FILE PHOTO: The exterior of a Schlumberger Corporation building is pictured in West Houston January 16, 2015. REUTERS/Richard Carson/File Photo
October 18, 2019
(Reuters) – Schlumberger NV <SLB.N> beat Wall Street estimates for quarterly profit on Friday, as higher drilling activity in international markets boosted demand for its equipment and services and offset weakness in North America.
The international markets have been a bright spot for the oilfields service provider since last year as investor pressure to boost returns has forced North American oil and gas producers to spend less on drilling new oil wells.
This is the first report under Olivier Le Peuch, who took over as CEO from Paal Kibsgaard in July. He has vowed to review the company’s North American portfolio and restructure some other units and exit unprofitable businesses.
Schlumberger, an industry bellwether, said revenue from its international business rose 8% to $5.63 billion in the third quarter, while revenue from North America fell 11% to $2.85 billion.

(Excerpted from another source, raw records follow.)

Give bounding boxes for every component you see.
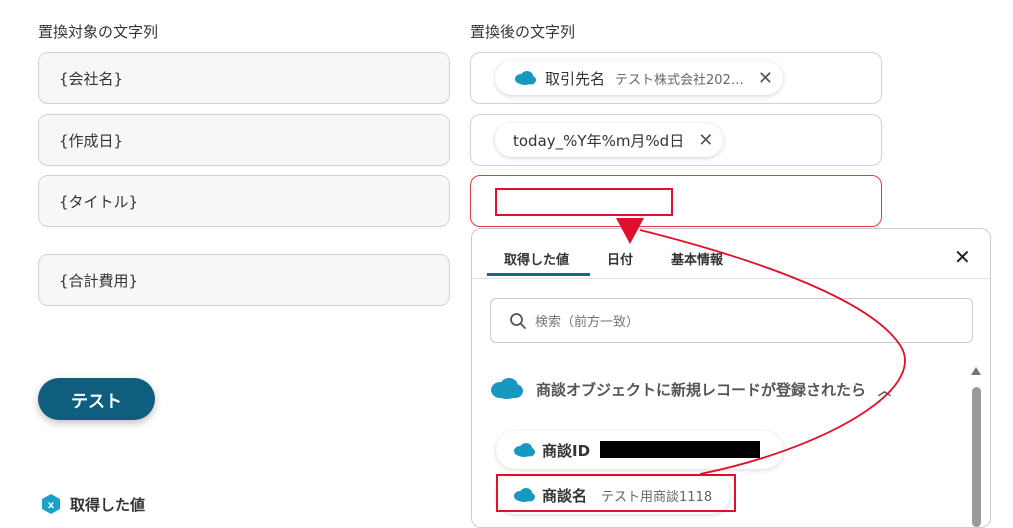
list-item-deal-id[interactable]: 商談ID (496, 431, 784, 469)
chip-value: テスト株式会社202… (615, 72, 744, 88)
tab-acquired-values[interactable]: 取得した値 (504, 249, 569, 268)
drop-target-highlight (495, 188, 673, 216)
date-format-chip[interactable]: today_%Y年%m月%d日 ✕ (495, 123, 724, 157)
chevron-up-icon[interactable]: ︿ (878, 380, 891, 399)
close-icon[interactable]: ✕ (758, 68, 773, 89)
close-icon[interactable]: ✕ (698, 130, 713, 151)
tab-basic-info[interactable]: 基本情報 (671, 249, 723, 268)
item-name: 商談ID (542, 441, 591, 460)
footer-label: 取得した値 (70, 495, 146, 514)
source-field-total-cost[interactable]: {合計費用} (38, 254, 450, 306)
source-field-text: {作成日} (59, 131, 124, 150)
tab-divider (472, 278, 990, 279)
search-icon (510, 312, 526, 329)
close-icon[interactable]: ✕ (954, 245, 971, 269)
scrollbar-thumb[interactable] (972, 387, 981, 527)
salesforce-value-chip[interactable]: 取引先名 テスト株式会社202… ✕ (495, 61, 783, 95)
tab-date[interactable]: 日付 (607, 249, 633, 268)
footer-acquired-values[interactable]: x 取得した値 (40, 493, 145, 515)
source-field-text: {タイトル} (59, 192, 139, 211)
search-input[interactable]: 検索（前方一致） (490, 298, 973, 343)
target-field-date[interactable]: today_%Y年%m月%d日 ✕ (470, 114, 882, 166)
svg-text:x: x (48, 500, 55, 511)
salesforce-cloud-icon (514, 443, 535, 457)
target-column-label: 置換後の文字列 (470, 23, 576, 41)
value-picker-panel: 取得した値 日付 基本情報 ✕ 検索（前方一致） 商談オブジェクトに新規レコード… (471, 228, 991, 528)
chip-name: today_%Y年%m月%d日 (513, 131, 685, 150)
source-field-text: {合計費用} (59, 271, 139, 290)
active-tab-indicator (487, 273, 590, 276)
variable-x-icon: x (42, 494, 60, 514)
source-column-label: 置換対象の文字列 (38, 23, 159, 41)
chip-name: 取引先名 (545, 69, 606, 88)
test-button[interactable]: テスト (38, 378, 155, 420)
group-title: 商談オブジェクトに新規レコードが登録されたら (536, 380, 867, 399)
search-placeholder: 検索（前方一致） (535, 315, 640, 330)
trigger-group-header[interactable]: 商談オブジェクトに新規レコードが登録されたら ︿ (490, 377, 891, 401)
salesforce-cloud-icon (491, 378, 523, 399)
source-field-title[interactable]: {タイトル} (38, 175, 450, 227)
source-field-date[interactable]: {作成日} (38, 114, 450, 166)
target-field-company[interactable]: 取引先名 テスト株式会社202… ✕ (470, 52, 882, 104)
salesforce-cloud-icon (515, 71, 536, 85)
source-item-highlight (496, 474, 736, 512)
source-field-text: {会社名} (59, 69, 124, 88)
scroll-up-icon[interactable] (971, 367, 981, 375)
redaction-bar (600, 441, 760, 458)
scrollbar[interactable] (970, 367, 982, 527)
target-field-title[interactable] (470, 175, 882, 227)
source-field-company[interactable]: {会社名} (38, 52, 450, 104)
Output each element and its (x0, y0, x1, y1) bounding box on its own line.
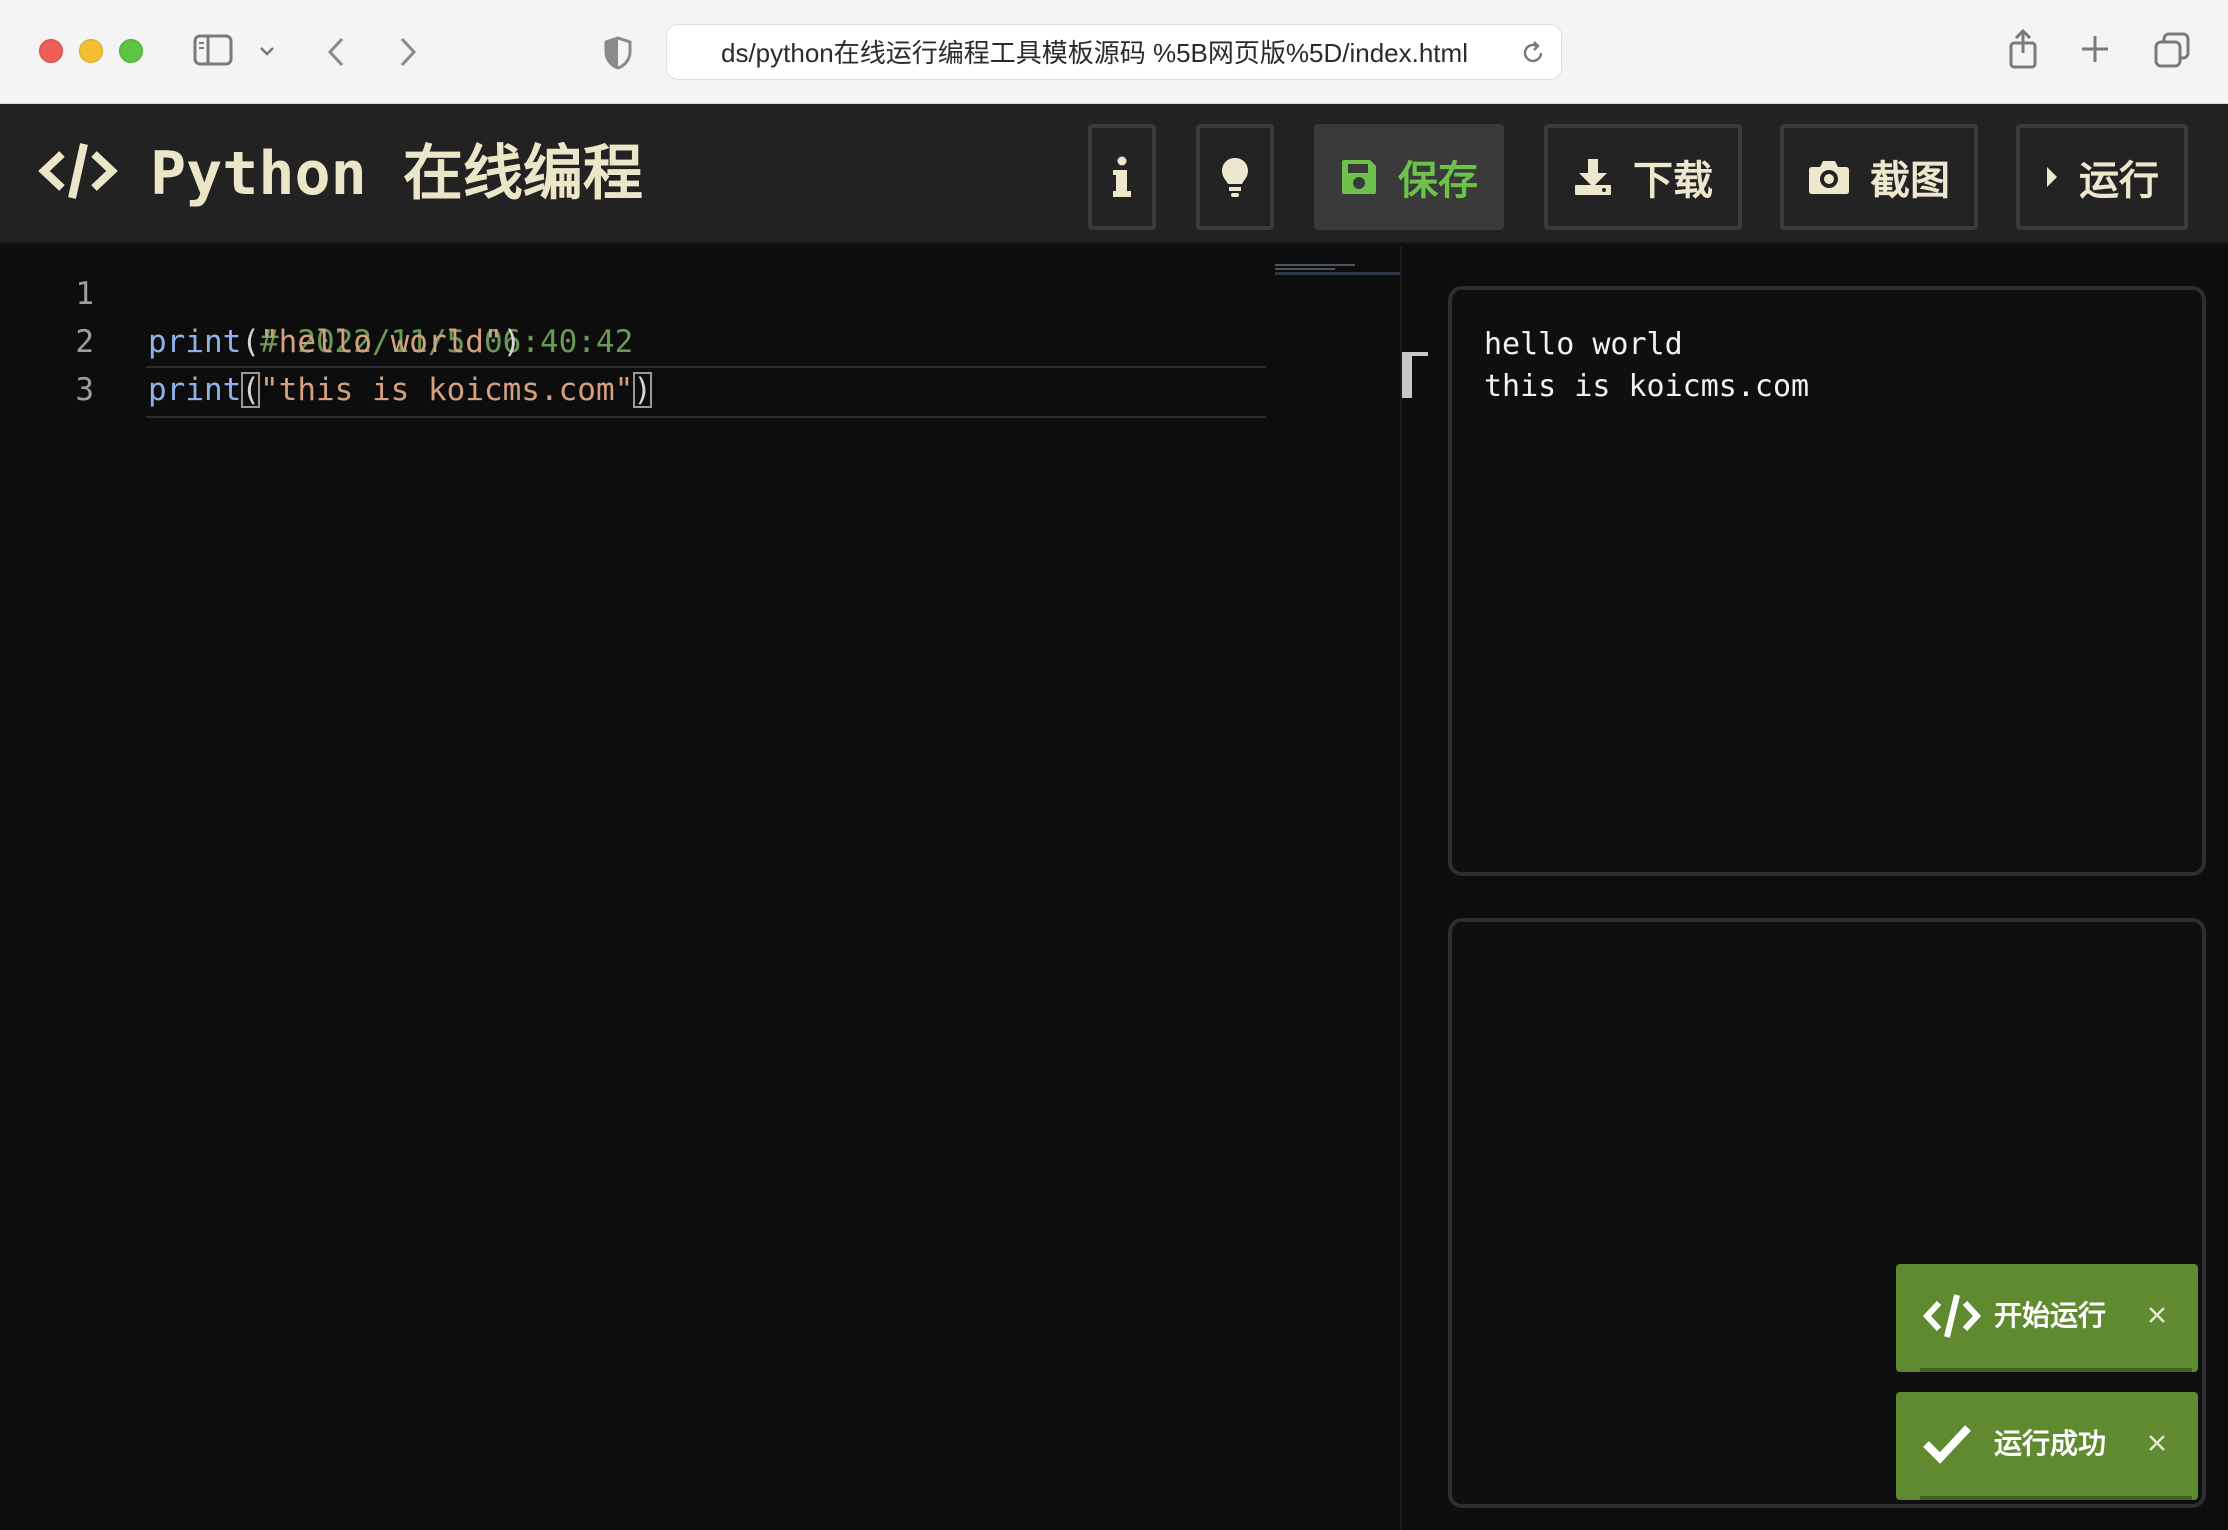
camera-icon (1808, 159, 1850, 195)
code-line[interactable]: print("hello world") (148, 318, 1268, 366)
output-panel: hello world this is koicms.com (1448, 286, 2206, 876)
save-button[interactable]: 保存 (1314, 124, 1504, 230)
code-line-current[interactable]: print("this is koicms.com") (146, 366, 1268, 418)
minimap-line (1275, 268, 1335, 270)
line-number: 1 (75, 276, 94, 312)
address-bar[interactable]: ds/python在线运行编程工具模板源码 %5B网页版%5D/index.ht… (666, 24, 1562, 80)
forward-icon[interactable] (394, 34, 422, 70)
toast-progress-bar (1920, 1496, 2192, 1500)
toast-run-success: 运行成功 (1896, 1392, 2198, 1500)
window-close-button[interactable] (39, 39, 63, 63)
tips-button[interactable] (1196, 124, 1274, 230)
matched-bracket: ) (633, 372, 652, 408)
url-text[interactable]: ds/python在线运行编程工具模板源码 %5B网页版%5D/index.ht… (721, 25, 1511, 81)
code-editor[interactable]: 1 2 3 # 2022/11/5 06:40:42 print("hello … (0, 246, 1400, 1530)
privacy-shield-icon[interactable] (602, 34, 634, 72)
function-token: print (148, 372, 242, 408)
app-header: Python 在线编程 保存 下载 截图 运行 (0, 104, 2228, 244)
new-tab-icon[interactable] (2078, 32, 2112, 66)
string-token: "this is koicms.com" (260, 372, 634, 408)
share-icon[interactable] (2006, 28, 2040, 70)
download-button[interactable]: 下载 (1544, 124, 1742, 230)
toast-run-started: 开始运行 (1896, 1264, 2198, 1372)
scrollbar-marker[interactable] (1402, 352, 1428, 398)
back-icon[interactable] (322, 34, 350, 70)
string-token: "hello world" (260, 324, 503, 360)
screenshot-button[interactable]: 截图 (1780, 124, 1978, 230)
line-number: 2 (75, 324, 94, 360)
tab-overview-icon[interactable] (2152, 30, 2192, 70)
paren-token: ) (502, 324, 522, 360)
toast-label: 运行成功 (1994, 1427, 2107, 1460)
function-token: print (148, 324, 242, 360)
save-icon (1340, 158, 1378, 196)
app-title: Python 在线编程 (150, 139, 643, 209)
play-icon (2045, 165, 2059, 189)
minimap-slider[interactable] (1275, 272, 1400, 275)
close-icon[interactable] (2142, 1428, 2172, 1458)
output-text: hello world this is koicms.com (1484, 327, 1810, 404)
code-logo-icon (38, 140, 118, 202)
download-label: 下载 (1633, 158, 1713, 204)
toast-label: 开始运行 (1994, 1299, 2107, 1332)
lightbulb-icon (1220, 156, 1250, 198)
code-line[interactable]: # 2022/11/5 06:40:42 (148, 270, 1268, 360)
save-label: 保存 (1398, 158, 1478, 204)
window-maximize-button[interactable] (119, 39, 143, 63)
check-icon (1922, 1418, 1982, 1470)
run-label: 运行 (2079, 158, 2159, 204)
window-minimize-button[interactable] (79, 39, 103, 63)
screenshot-label: 截图 (1870, 158, 1950, 204)
editor-divider[interactable] (1400, 246, 1402, 1530)
reload-icon[interactable] (1519, 39, 1547, 67)
paren-token: ( (241, 324, 260, 360)
download-icon (1573, 157, 1613, 197)
line-number: 3 (75, 372, 94, 408)
run-button[interactable]: 运行 (2016, 124, 2188, 230)
code-lines[interactable]: # 2022/11/5 06:40:42 print("hello world"… (146, 270, 1268, 418)
chevron-down-icon[interactable] (256, 40, 278, 62)
close-icon[interactable] (2142, 1300, 2172, 1330)
sidebar-toggle-icon[interactable] (192, 32, 234, 68)
toast-progress-bar (1920, 1368, 2192, 1372)
info-button[interactable] (1088, 124, 1156, 230)
matched-bracket: ( (241, 372, 260, 408)
code-icon (1922, 1290, 1982, 1342)
info-icon (1113, 156, 1131, 198)
minimap-line (1275, 264, 1355, 266)
browser-toolbar: ds/python在线运行编程工具模板源码 %5B网页版%5D/index.ht… (0, 0, 2228, 104)
line-number-gutter: 1 2 3 (0, 270, 100, 414)
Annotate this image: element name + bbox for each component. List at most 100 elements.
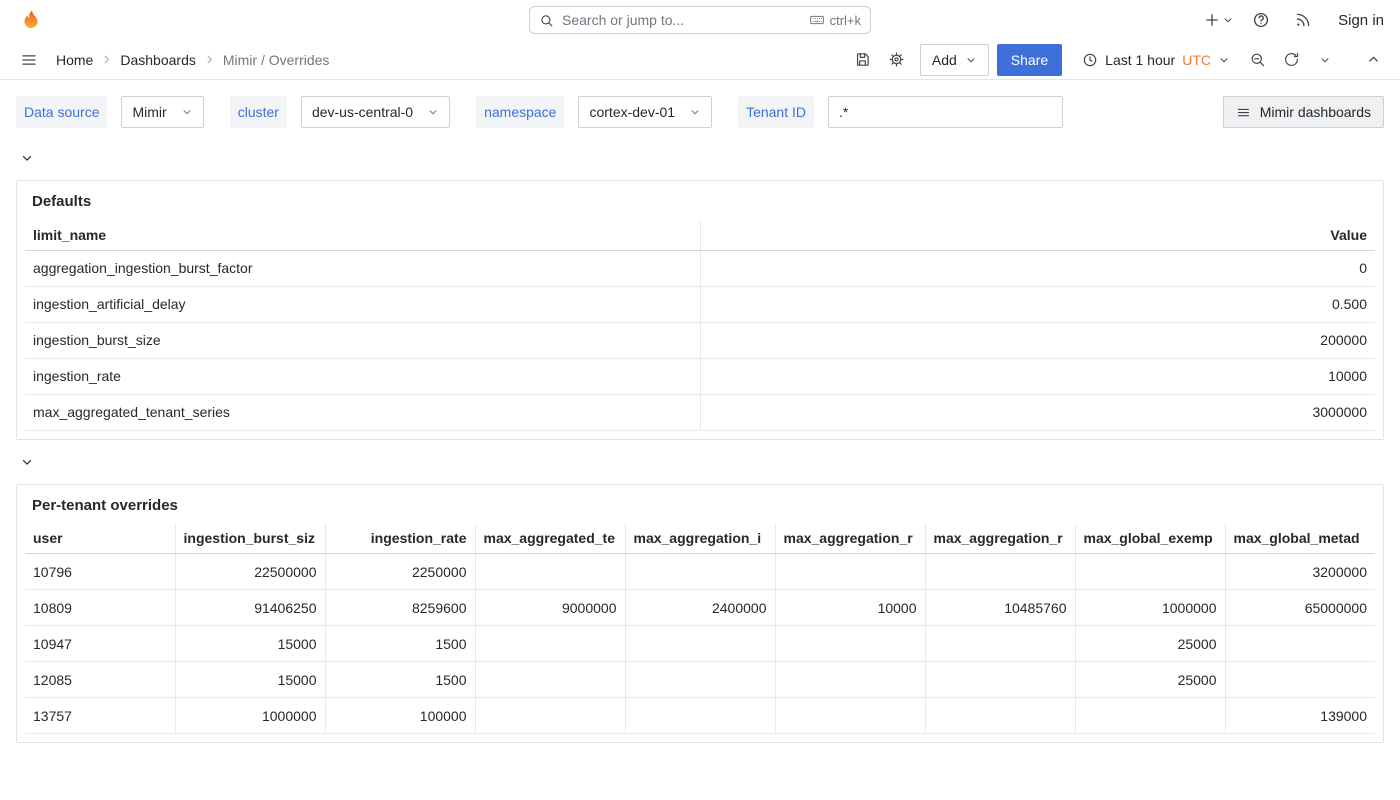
value-cell: 0 [700,250,1375,286]
datasource-label: Data source [16,96,107,128]
value-cell [625,626,775,662]
value-cell: 200000 [700,322,1375,358]
zoom-out-icon [1249,51,1266,68]
value-cell [925,554,1075,590]
value-cell: 100000 [325,698,475,734]
table-row: 13757 1000000 100000 139000 [25,698,1375,734]
value-cell: 2250000 [325,554,475,590]
value-cell: 10485760 [925,590,1075,626]
column-header[interactable]: user [25,524,175,554]
value-cell [475,554,625,590]
chevron-up-icon [1366,52,1381,67]
value-cell: 3200000 [1225,554,1375,590]
menu-icon [20,51,38,69]
sign-in-link[interactable]: Sign in [1338,12,1384,29]
table-row: ingestion_burst_size 200000 [25,322,1375,358]
time-range-label: Last 1 hour [1105,52,1175,68]
dashboard-row-toggle[interactable] [20,148,34,168]
chevron-down-icon [20,455,34,469]
panel-title[interactable]: Per-tenant overrides [32,497,178,514]
limit-name-cell: ingestion_artificial_delay [25,286,700,322]
value-cell: 10000 [775,590,925,626]
breadcrumb-dashboards[interactable]: Dashboards [120,52,196,68]
datasource-select[interactable]: Mimir [121,96,203,128]
cluster-value: dev-us-central-0 [312,104,413,120]
value-cell [625,698,775,734]
dashboard-row-toggle[interactable] [20,452,34,472]
collapse-controls-button[interactable] [1358,45,1388,75]
mimir-dashboards-button[interactable]: Mimir dashboards [1223,96,1384,128]
value-cell [625,662,775,698]
column-header[interactable]: max_global_metad [1225,524,1375,554]
column-header[interactable]: ingestion_burst_siz [175,524,325,554]
dashboard-settings-button[interactable] [882,45,912,75]
cluster-select[interactable]: dev-us-central-0 [301,96,450,128]
column-header[interactable]: max_aggregation_r [775,524,925,554]
value-cell: 10000 [700,358,1375,394]
panel-title[interactable]: Defaults [32,193,91,210]
table-row: ingestion_artificial_delay 0.500 [25,286,1375,322]
search-input[interactable]: Search or jump to... ctrl+k [529,6,871,34]
help-button[interactable] [1246,5,1276,35]
value-cell: 1500 [325,626,475,662]
grafana-logo[interactable] [16,5,46,35]
namespace-select[interactable]: cortex-dev-01 [578,96,712,128]
breadcrumb: Home Dashboards Mimir / Overrides [56,52,329,68]
user-cell: 12085 [25,662,175,698]
user-cell: 10796 [25,554,175,590]
timezone-label: UTC [1182,52,1211,68]
column-header[interactable]: ingestion_rate [325,524,475,554]
refresh-interval-button[interactable] [1310,45,1340,75]
help-circle-icon [1252,11,1270,29]
variables-row: Data source Mimir cluster dev-us-central… [0,80,1400,144]
column-header[interactable]: max_global_exemp [1075,524,1225,554]
column-header[interactable]: max_aggregated_te [475,524,625,554]
table-header-row: limit_name Value [25,220,1375,250]
namespace-filter: namespace cortex-dev-01 [476,96,712,128]
time-range-picker[interactable]: Last 1 hour UTC [1074,44,1238,76]
limit-name-cell: ingestion_burst_size [25,322,700,358]
dashboard-actions: Add Share Last 1 hour UTC [848,44,1388,76]
mega-menu-button[interactable] [14,45,44,75]
value-cell [475,698,625,734]
breadcrumb-current: Mimir / Overrides [223,52,330,68]
chevron-down-icon [1319,54,1331,66]
value-cell: 3000000 [700,394,1375,430]
column-header[interactable]: max_aggregation_r [925,524,1075,554]
namespace-label: namespace [476,96,564,128]
search-icon [539,13,554,28]
share-button[interactable]: Share [997,44,1062,76]
topbar-actions: Sign in [1203,5,1384,35]
value-cell [1075,554,1225,590]
defaults-table: limit_name Value aggregation_ingestion_b… [25,220,1375,431]
grafana-flame-icon [20,9,42,31]
user-cell: 13757 [25,698,175,734]
column-header[interactable]: limit_name [25,220,700,250]
add-label: Add [932,52,957,68]
plus-icon [1203,11,1221,29]
value-cell [925,698,1075,734]
defaults-panel: Defaults limit_name Value aggregation_in… [16,180,1384,440]
refresh-button[interactable] [1276,45,1306,75]
add-panel-button[interactable]: Add [920,44,989,76]
value-cell: 1500 [325,662,475,698]
namespace-value: cortex-dev-01 [589,104,675,120]
save-dashboard-button[interactable] [848,45,878,75]
column-header[interactable]: Value [700,220,1375,250]
new-menu-button[interactable] [1203,11,1234,29]
tenant-id-input[interactable] [828,96,1063,128]
per-tenant-overrides-panel: Per-tenant overrides user ingestion_burs… [16,484,1384,744]
value-cell [475,662,625,698]
search-shortcut: ctrl+k [809,12,861,28]
zoom-out-time-button[interactable] [1242,45,1272,75]
value-cell [1225,626,1375,662]
chevron-down-icon [689,106,701,118]
breadcrumb-home[interactable]: Home [56,52,93,68]
chevron-down-icon [427,106,439,118]
shortcut-label: ctrl+k [830,13,861,28]
table-header-row: user ingestion_burst_siz ingestion_rate … [25,524,1375,554]
column-header[interactable]: max_aggregation_i [625,524,775,554]
limit-name-cell: ingestion_rate [25,358,700,394]
news-button[interactable] [1288,5,1318,35]
rss-icon [1294,11,1312,29]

The company reported a net loss of $11.38 billion, compared with a net profit of $644 million a year earlier, hit by a goodwill impairment charge of $12.7 billion.
Le Peuch had already prepared investors for the charge, saying it would be “significant” when he delivered his first public remarks last month.
Excluding the charge and other items, the company earned 43 cents per share, beating estimates of 40 cents, according Refinitiv IBES data.
Total revenue was largely unchanged at $8.54 billion, but beat expectation of $8.50 billion.
Shares of the Houston, Texas-based company rose 1.44% to $32.35 before the bell.